The Ukrainian Refugee Situation: Lessons for EU Asylum Policy
Faced with millions of refugees fleeing Russia’s invasion of Ukraine, the EU moved quickly and with remarkable unity. In this essay SIEPS researchers Bernd Parusel and Valeriia Varfolomieieva suggest some lessons that the handling of the situation might hold for the future of EU asylum policy. (2022:16epa)
The Russian invasion of Ukraine prompted the largest displacement of people in Europe in almost eighty years. Eight days after the invasion, the EU activated the Temporary Protection Directive (TPD), allowing refugees from the war the right to remain in the EU for up to three years and affording them a minimum set of rights during their stay. The Directive, from 2001, had hitherto never been activated, not even during the peak influxes of 2015. The authors analyse why this time was seen as different.

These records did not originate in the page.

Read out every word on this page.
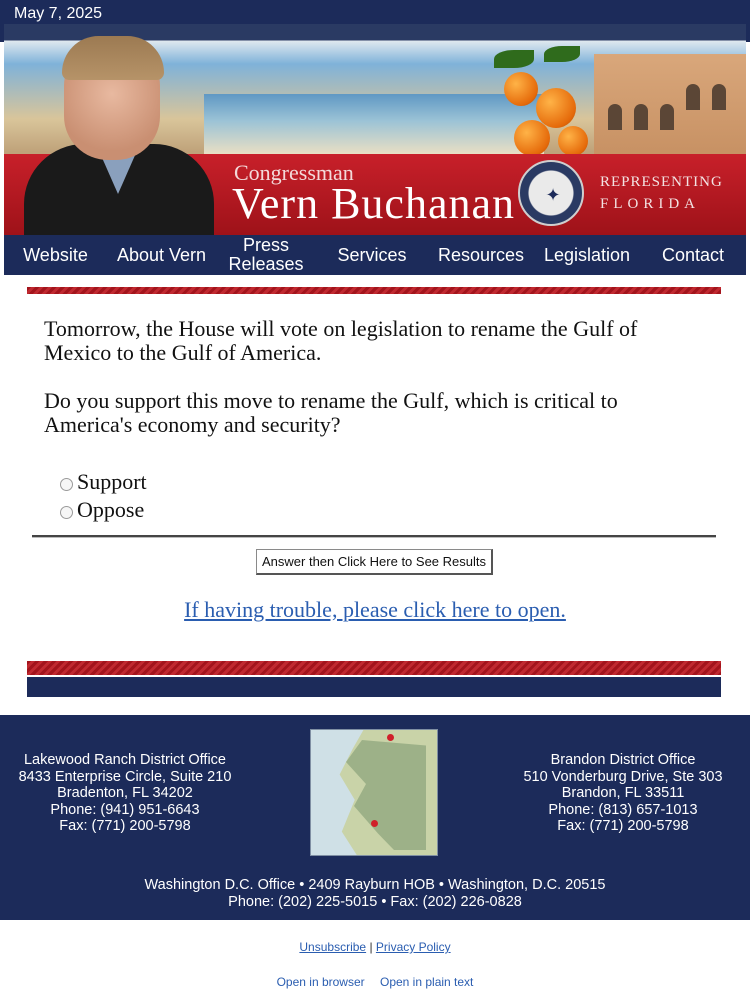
May 7, 2025
Congressman
Vern Buchanan ✦
REPRESENTING
FLORIDA
Website	About Vern	Press Releases	Services	Resources	Legislation	Contact

Tomorrow, the House will vote on legislation to rename the Gulf of Mexico to the Gulf of America.

Do you support this move to rename the Gulf, which is critical to America's economy and security?

Support
Oppose
Answer then Click Here to See Results
If having trouble, please click here to open.
Lakewood Ranch District Office
8433 Enterprise Circle, Suite 210
Bradenton, FL 34202
Phone: (941) 951-6643
Fax: (771) 200-5798
Brandon District Office
510 Vonderburg Drive, Ste 303
Brandon, FL 33511
Phone: (813) 657-1013
Fax: (771) 200-5798
Washington D.C. Office • 2409 Rayburn HOB • Washington, D.C. 20515
Phone: (202) 225-5015 • Fax: (202) 226-0828
Unsubscribe | Privacy Policy
Open in browser Open in plain text
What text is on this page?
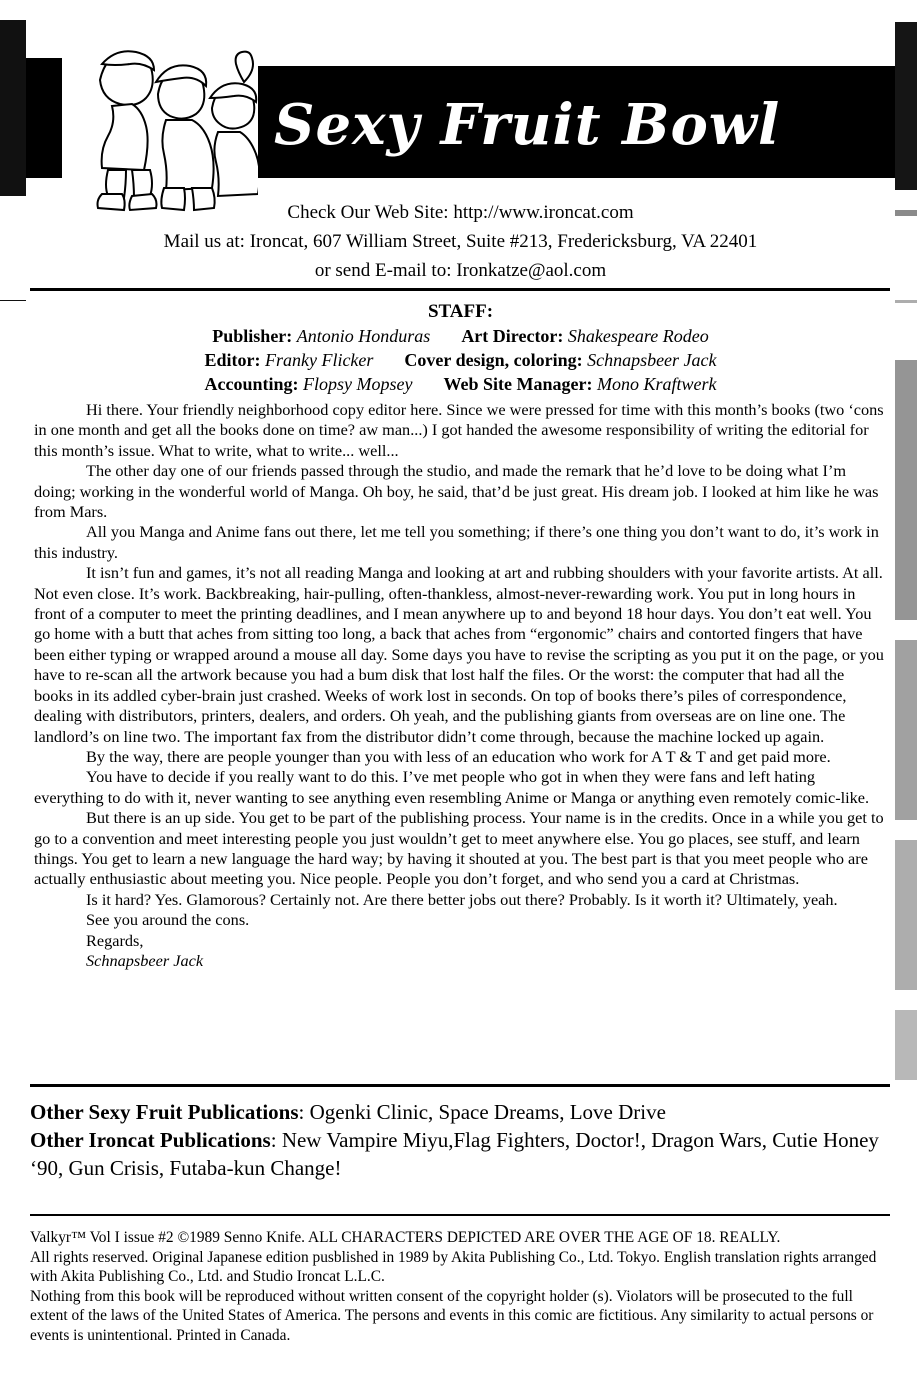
Sexy Fruit Bowl
Check Our Web Site: http://www.ironcat.com
Mail us at: Ironcat, 607 William Street, Suite #213, Fredericksburg, VA 22401
or send E-mail to: Ironkatze@aol.com
STAFF:
Publisher: Antonio Honduras Art Director: Shakespeare Rodeo
Editor: Franky Flicker Cover design, coloring: Schnapsbeer Jack
Accounting: Flopsy Mopsey Web Site Manager: Mono Kraftwerk

Hi there. Your friendly neighborhood copy editor here. Since we were pressed for time with this month’s books (two ‘cons in one month and get all the books done on time? aw man...) I got handed the awesome responsibility of writing the editorial for this month’s issue. What to write, what to write... well...

The other day one of our friends passed through the studio, and made the remark that he’d love to be doing what I’m doing; working in the wonderful world of Manga. Oh boy, he said, that’d be just great. His dream job. I looked at him like he was from Mars.

All you Manga and Anime fans out there, let me tell you something; if there’s one thing you don’t want to do, it’s work in this industry.

It isn’t fun and games, it’s not all reading Manga and looking at art and rubbing shoulders with your favorite artists. At all. Not even close. It’s work. Backbreaking, hair-pulling, often-thankless, almost-never-rewarding work. You put in long hours in front of a computer to meet the printing deadlines, and I mean anywhere up to and beyond 18 hour days. You don’t eat well. You go home with a butt that aches from sitting too long, a back that aches from “ergonomic” chairs and contorted fingers that have been either typing or wrapped around a mouse all day. Some days you have to revise the scripting as you put it on the page, or you have to re-scan all the artwork because you had a bum disk that lost half the files. Or the worst: the computer that had all the books in its addled cyber-brain just crashed. Weeks of work lost in seconds. On top of books there’s piles of correspondence, dealing with distributors, printers, dealers, and orders. Oh yeah, and the publishing giants from overseas are on line one. The landlord’s on line two. The important fax from the distributor didn’t come through, because the machine locked up again.

By the way, there are people younger than you with less of an education who work for A T & T and get paid more.

You have to decide if you really want to do this. I’ve met people who got in when they were fans and left hating everything to do with it, never wanting to see anything even resembling Anime or Manga or anything even remotely comic-like.

But there is an up side. You get to be part of the publishing process. Your name is in the credits. Once in a while you get to go to a convention and meet interesting people you just wouldn’t get to meet anywhere else. You go places, see stuff, and learn things. You get to learn a new language the hard way; by having it shouted at you. The best part is that you meet people who are actually enthusiastic about meeting you. Nice people. People you don’t forget, and who send you a card at Christmas.

Is it hard? Yes. Glamorous? Certainly not. Are there better jobs out there? Probably. Is it worth it? Ultimately, yeah.

See you around the cons.

Regards,

Schnapsbeer Jack

Other Sexy Fruit Publications: Ogenki Clinic, Space Dreams, Love Drive
Other Ironcat Publications: New Vampire Miyu,Flag Fighters, Doctor!, Dragon Wars, Cutie Honey ‘90, Gun Crisis, Futaba-kun Change!

Valkyr™ Vol I issue #2 ©1989 Senno Knife. ALL CHARACTERS DEPICTED ARE OVER THE AGE OF 18. REALLY.

All rights reserved. Original Japanese edition pusblished in 1989 by Akita Publishing Co., Ltd. Tokyo. English translation rights arranged with Akita Publishing Co., Ltd. and Studio Ironcat L.L.C.

Nothing from this book will be reproduced without written consent of the copyright holder (s). Violators will be prosecuted to the full extent of the laws of the United States of America. The persons and events in this comic are fictitious. Any similarity to actual persons or events is unintentional. Printed in Canada.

In fact, the Directive was and is scheduled to be scrapped; replaced as part of the ‘New Pact on Migration and Asylum’, a comprehensive package of reforms to the Common European Asylum System whose final shape is being determined by the European Parliament and the Council of the EU. What lessons can the co-legislators draw from the way the mass influx has been managed? Among others the authors suggest: that temporary protection could be a useful tool for sudden spikes in refugee flows; that secondary movement with free choice as to the destination has many advantages, and that the political framing of the reception of refugees matters a great deal.
Learning and applying these lessons could help the EU make progress in a policy area that has for many years been characterized by distrust between the Member States, political short-sightedness, and policy fragmentation.